The Worst Movie To Win Best Picture At The Oscars, According To Rotten Tomatoes
Over the years, that shiny gold statuette known as the Oscar has been handed out to a wide variety of films, including certain winners that plenty of film fans might think didn’t even deserve the little shiny plaque the actual awards are nailed to. For example, not even filmmaker Paul Haggis thinks his movie “Crash” should’ve taken home the Best Picture Oscar. It’s not up to him, though! This is the internet, after all. But how are we to determine the worst film to have won that coveted coveted man-shaped medal (don’t make it weird)? According to Rotten Tomatoes’ metrics, the worst Best Picture Oscar winner of all time also happens to be the first of its kind in a different but related respect.

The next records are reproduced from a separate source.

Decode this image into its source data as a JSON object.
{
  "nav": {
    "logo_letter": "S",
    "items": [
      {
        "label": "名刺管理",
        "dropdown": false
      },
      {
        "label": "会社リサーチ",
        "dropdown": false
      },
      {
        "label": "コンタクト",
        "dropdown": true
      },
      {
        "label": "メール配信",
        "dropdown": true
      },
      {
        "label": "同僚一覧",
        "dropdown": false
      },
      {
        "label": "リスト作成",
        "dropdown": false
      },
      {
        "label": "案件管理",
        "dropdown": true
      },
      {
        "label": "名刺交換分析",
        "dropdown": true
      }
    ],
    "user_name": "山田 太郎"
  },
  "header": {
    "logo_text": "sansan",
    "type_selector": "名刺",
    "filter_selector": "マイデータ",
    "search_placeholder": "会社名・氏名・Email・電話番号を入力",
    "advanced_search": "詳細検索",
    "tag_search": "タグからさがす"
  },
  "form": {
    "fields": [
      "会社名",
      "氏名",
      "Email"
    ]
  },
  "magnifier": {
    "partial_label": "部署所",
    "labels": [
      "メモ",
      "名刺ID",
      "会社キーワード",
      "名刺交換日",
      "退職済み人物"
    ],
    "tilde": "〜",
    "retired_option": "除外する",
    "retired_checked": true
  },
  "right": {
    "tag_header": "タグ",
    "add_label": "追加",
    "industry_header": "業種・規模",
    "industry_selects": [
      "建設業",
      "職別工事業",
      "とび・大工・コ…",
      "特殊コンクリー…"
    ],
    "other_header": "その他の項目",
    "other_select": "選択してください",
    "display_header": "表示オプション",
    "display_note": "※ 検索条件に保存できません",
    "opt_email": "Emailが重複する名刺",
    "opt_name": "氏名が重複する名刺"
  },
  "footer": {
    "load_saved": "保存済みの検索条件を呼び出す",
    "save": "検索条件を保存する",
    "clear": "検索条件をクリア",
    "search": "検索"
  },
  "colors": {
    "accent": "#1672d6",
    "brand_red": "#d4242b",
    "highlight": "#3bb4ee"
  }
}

Long before James Cameron was crowned king of the world thanks to “Titanic” and the wildest Oscars moment of our lifetime (i.e. the “La La Land” and “Moonlight” mixup), 1929’s “The Broadway Melody” won what is now known as the Best Picture Oscar, a whole 10 years before the Academy Awards themselves were nicknamed the “Oscars.” Even with that success though, “The Broadway Melody” is the lowest-rated Best Picture winner on RT with a score of only 42%. To quote the website’s critics consensus, the film is “interesting as an example of an early Hollywood musical, but otherwise, it’s essentially bereft of appeal for modern audiences.” Okay, so it might not be all that well loved nearly 100 years later, but that does nothing to change the fact that “The Broadway Melody” was the first film with sound to be declared Best Picture.

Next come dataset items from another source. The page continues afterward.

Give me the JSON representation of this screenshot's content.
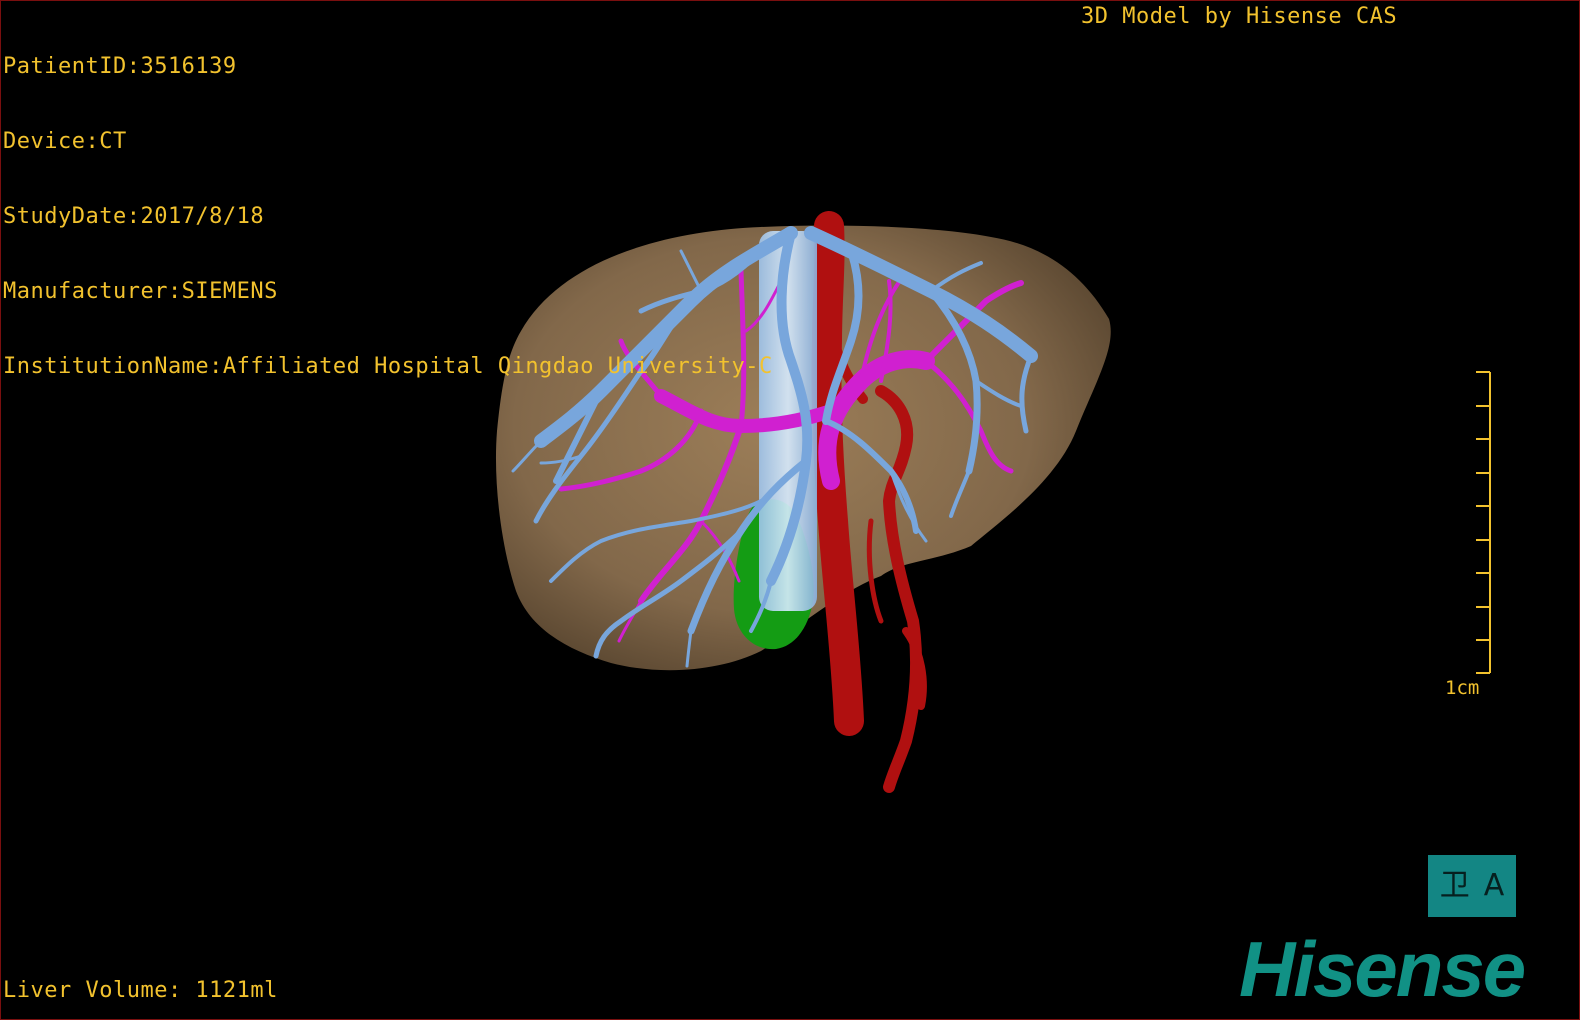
{
  "info": {
    "patient_id": "PatientID:3516139",
    "device": "Device:CT",
    "study_date": "StudyDate:2017/8/18",
    "manufacturer": "Manufacturer:SIEMENS",
    "institution": "InstitutionName:Affiliated Hospital Qingdao University-C"
  },
  "brand_top": "3D Model by Hisense CAS",
  "liver_volume": "Liver Volume: 1121ml",
  "scale": {
    "label": "1cm"
  },
  "orientation": {
    "left_glyph": "卫",
    "right_glyph": "A"
  },
  "logo": "Hisense",
  "colors": {
    "hud_text": "#f2c22e",
    "liver": "#8a7050",
    "hepatic_vein": "#78a6dc",
    "portal_vein": "#d020d0",
    "artery": "#b01010",
    "gallbladder": "#149c14",
    "brand": "#119185"
  }
}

The Broadway Melody is the first talkie to win the Best Picture Oscar
Directed by Harry Beaumont, “The Broadway Melody” tells the story of two sisters — Queenie (Anita Page) and Hank (Bessie Love) Mahoney — that are trying to make it big on Broadway, only to get caught in a good old-fashioned love triangle that jeopardizes everything. Besides being the first Best Picture-winning film to use sound, “The Broadway Melody” also dared to feature a Technicolor sequence, which probably explains why it earned the now revered accolade. This really was like the “Avatar” of its time, blowing minds and embedding ear worms while doing so.

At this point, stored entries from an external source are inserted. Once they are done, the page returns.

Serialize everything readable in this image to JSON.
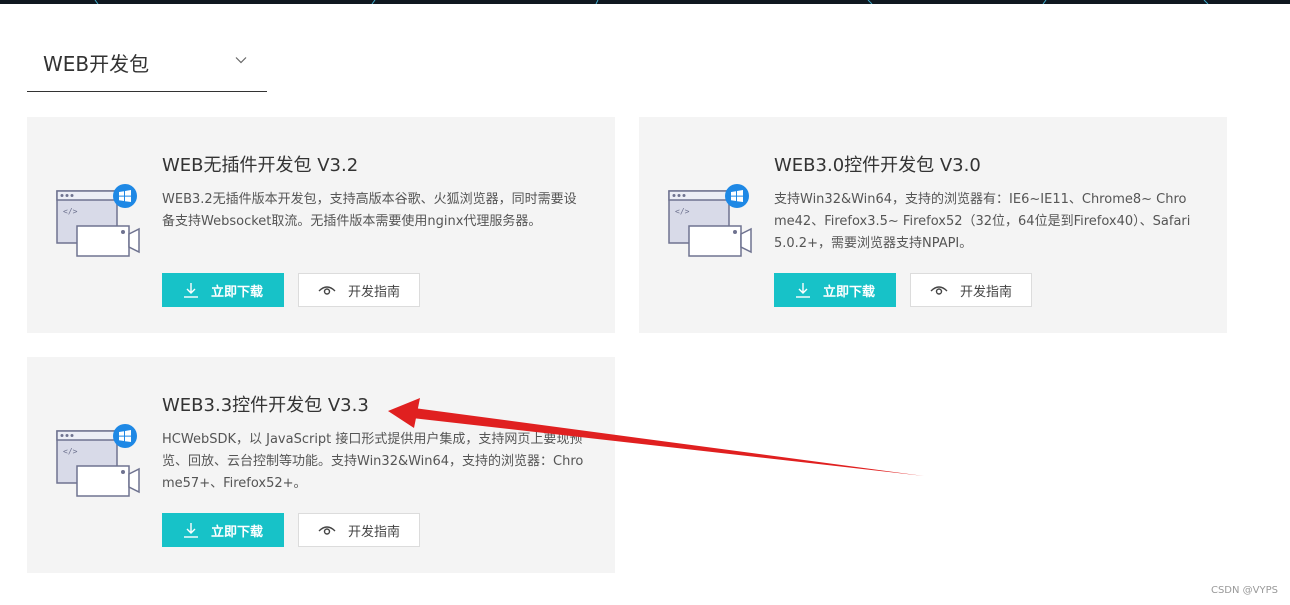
{
  "select": {
    "value": "WEB开发包",
    "icon": "chevron-down-icon"
  },
  "cards": [
    {
      "title": "WEB无插件开发包 V3.2",
      "desc": "WEB3.2无插件版本开发包，支持高版本谷歌、火狐浏览器，同时需要设备支持Websocket取流。无插件版本需要使用nginx代理服务器。",
      "download_label": "立即下载",
      "guide_label": "开发指南"
    },
    {
      "title": "WEB3.0控件开发包 V3.0",
      "desc": "支持Win32&Win64，支持的浏览器有：IE6~IE11、Chrome8~ Chrome42、Firefox3.5~ Firefox52（32位，64位是到Firefox40）、Safari5.0.2+，需要浏览器支持NPAPI。",
      "download_label": "立即下载",
      "guide_label": "开发指南"
    },
    {
      "title": "WEB3.3控件开发包 V3.3",
      "desc": "HCWebSDK，以 JavaScript 接口形式提供用户集成，支持网页上要现预览、回放、云台控制等功能。支持Win32&Win64，支持的浏览器：Chrome57+、Firefox52+。",
      "download_label": "立即下载",
      "guide_label": "开发指南"
    }
  ],
  "illustration": {
    "code_glyph": "</>"
  },
  "watermark": "CSDN @VYPS",
  "colors": {
    "accent": "#17c2c8",
    "card_bg": "#f4f4f4",
    "annotation_arrow": "#e02020",
    "windows_badge": "#1e88e5"
  }
}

Featuring songs like “Give My Regards to Broadway” by George M. Cohan and Nacio Herb Brown’s “You Were Meant For Me,” the film’s technological breakthrough established a tradition for musicals to follow from then on, adding a daring splash of color that would eventually become the go-to approach decades later. Incredibly, it’s nearly 100 years later and Beaumont’s musical remains only one of 10 musicals to have won the Oscar for Best Picture, proving that while it might not be so popular nowadays, the movie still hit all the right notes back in its time (enough so to earn the Academy’s highest recognition). From “The Sound of Music” to one of the greatest musicals of the 21st century, “Chicago,” every Best Picture winner that’s carried a tune owes a little bit of thanks to “The Broadway Melody” for starting that trend to begin with.